Il y a un manque de planification et de financement pour assurer la protection de ces enfants, notamment via l’accès à l’éducation, aux programmes de réhabilitation et de réinsertion, ou à la justice pour les abus dont ils sont victimes.

Les filles sont particulièrement vulnérables face aux abus. Les membres et les dirigeants de ces groupes les exploitent sexuellement.

Elles sont également exploitées pour travailler, comme faire la cuisine et le ménage.

Cette jeune fille de seize ans qui est enceinte était membre du groupe Gran Ravine.

J’ai quitté la maison de mes parents parce que ma mère n’avait pas les moyens de me soutenir, alors je suis partie.

J’avais une relation avec un gangster à Gressier.

Je cuisinais pour eux, je leur achetais des vêtements, même des sandales, tout ce dont ils avaient besoin, je l’achetais.

Une stratégie globale impliquant toutes les entités gouvernementales concernées et les divers acteurs en Haïti est nécessaire pour coordonner une réponse fondée sur les droits, pour les enfants enrôlés dans des groupes criminels.

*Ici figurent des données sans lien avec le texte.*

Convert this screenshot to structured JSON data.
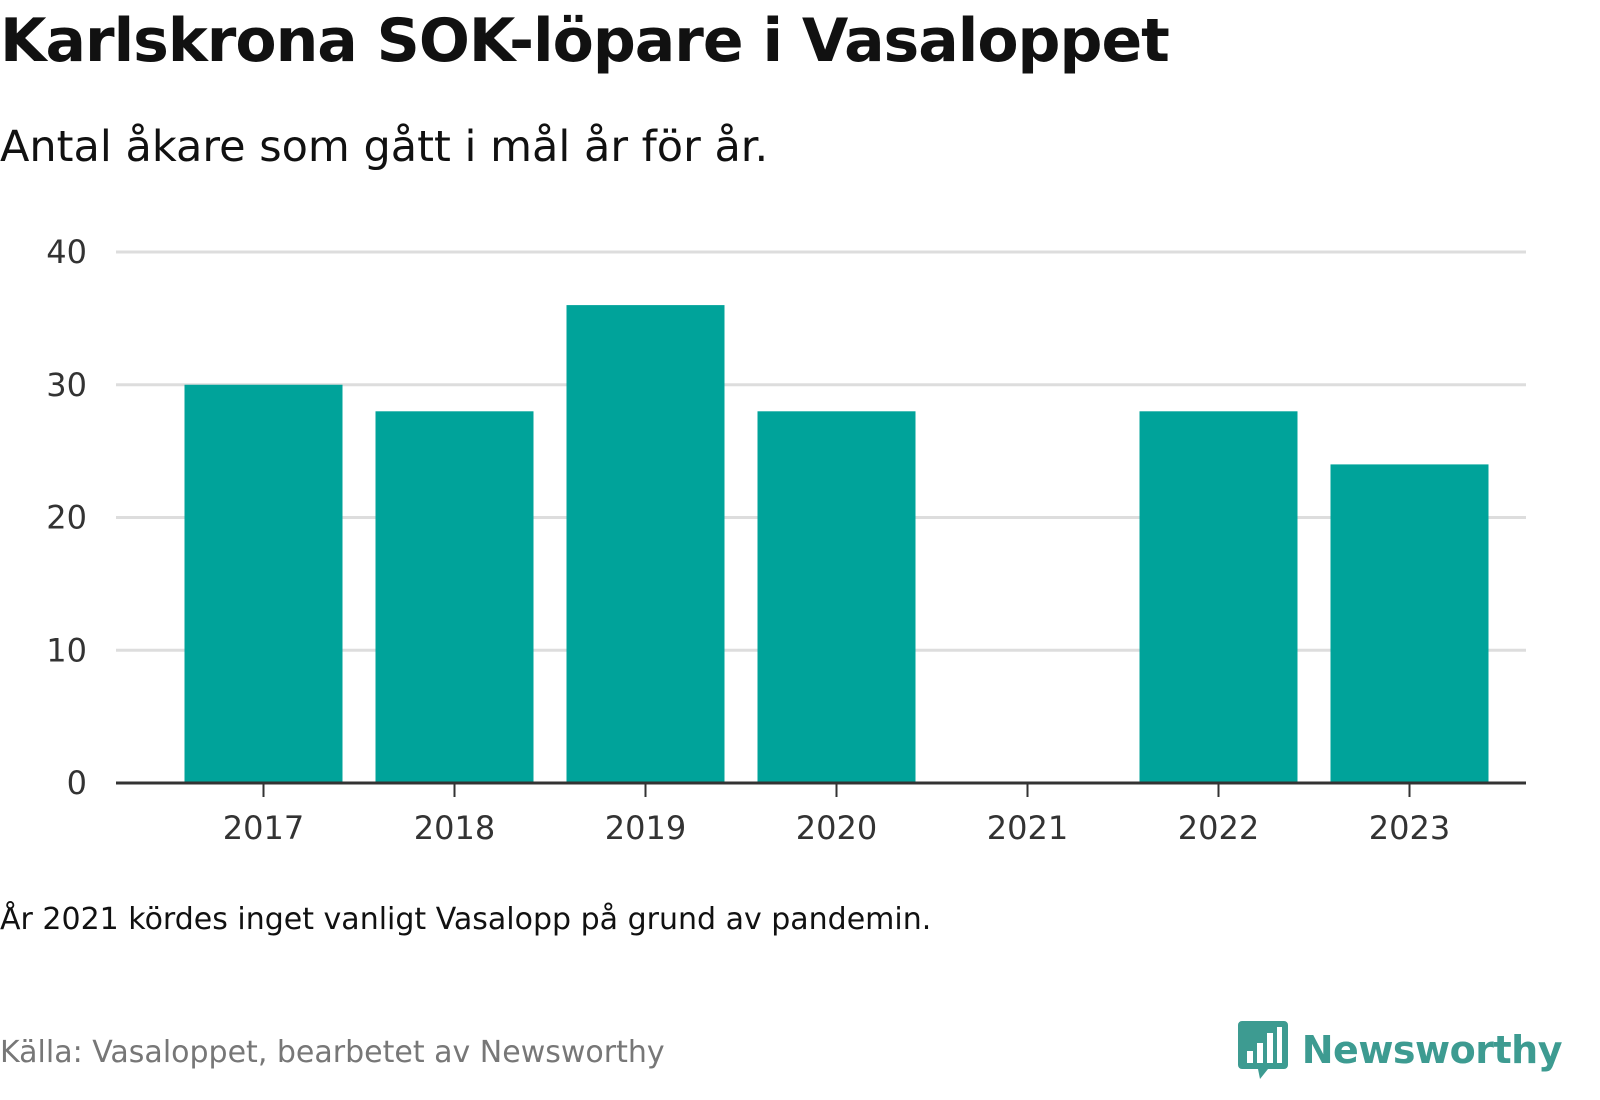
{
  "colors": {
    "bar": "#00a39a",
    "grid": "#dddddd",
    "axis": "#333333",
    "brand": "#3d9b91"
  },
  "note": "År 2021 kördes inget vanligt Vasalopp på grund av pandemin.",
  "source": "Källa: Vasaloppet, bearbetet av Newsworthy",
  "brand": {
    "name": "Newsworthy",
    "icon": "newsworthy-bar-chart-bubble-icon"
  },
  "chart_data": {
    "type": "bar",
    "title": "Karlskrona SOK-löpare i Vasaloppet",
    "subtitle": "Antal åkare som gått i mål år för år.",
    "xlabel": "",
    "ylabel": "",
    "categories": [
      "2017",
      "2018",
      "2019",
      "2020",
      "2021",
      "2022",
      "2023"
    ],
    "values": [
      30,
      28,
      36,
      28,
      null,
      28,
      24
    ],
    "ylim": [
      0,
      40
    ],
    "yticks": [
      0,
      10,
      20,
      30,
      40
    ],
    "grid": true,
    "legend": "none"
  }
}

Cette stratégie devrait également inclure la garantie d’exiger de traduire en justice les groupes criminels qui recrutent des enfants et les utilisent dans des activités criminelles.

Les acteurs qui jouent un rôle en Haïti devraient agir d’urgence pour réaliser la réhabilitation à long terme des enfants, pour renforcer les communautés et pour construire la paix.

Je veux juste aller à l’école et me remettre sur la bonne voie, afin de réaliser mes rêves et pouvoir quitter la rue.

 

En Haïti, des centaines, voire des milliers d’enfants poussés par la faim croissante et l’extrême pauvreté ont rejoint des groupes criminels, où ils sont contraints de se livrer à des activités illégales et subissent souvent eux-mêmes des abus, a déclaré Human Rights Watch aujourd’hui. La récente augmentation du recrutement d’enfants par des gangs semble être une réponse aux opérations de la Mission multinationale de soutien à la sécurité (MSS) et de la Police nationale d’Haïti. Alors que l’année scolaire commence, le nouveau gouvernement de transition devrait mettre en place une stratégie axée sur l’éducation qui protège les enfants en leur permettant de quitter les gangs, tout en poursuivant en justice les membres de gangs ayant commis des abus.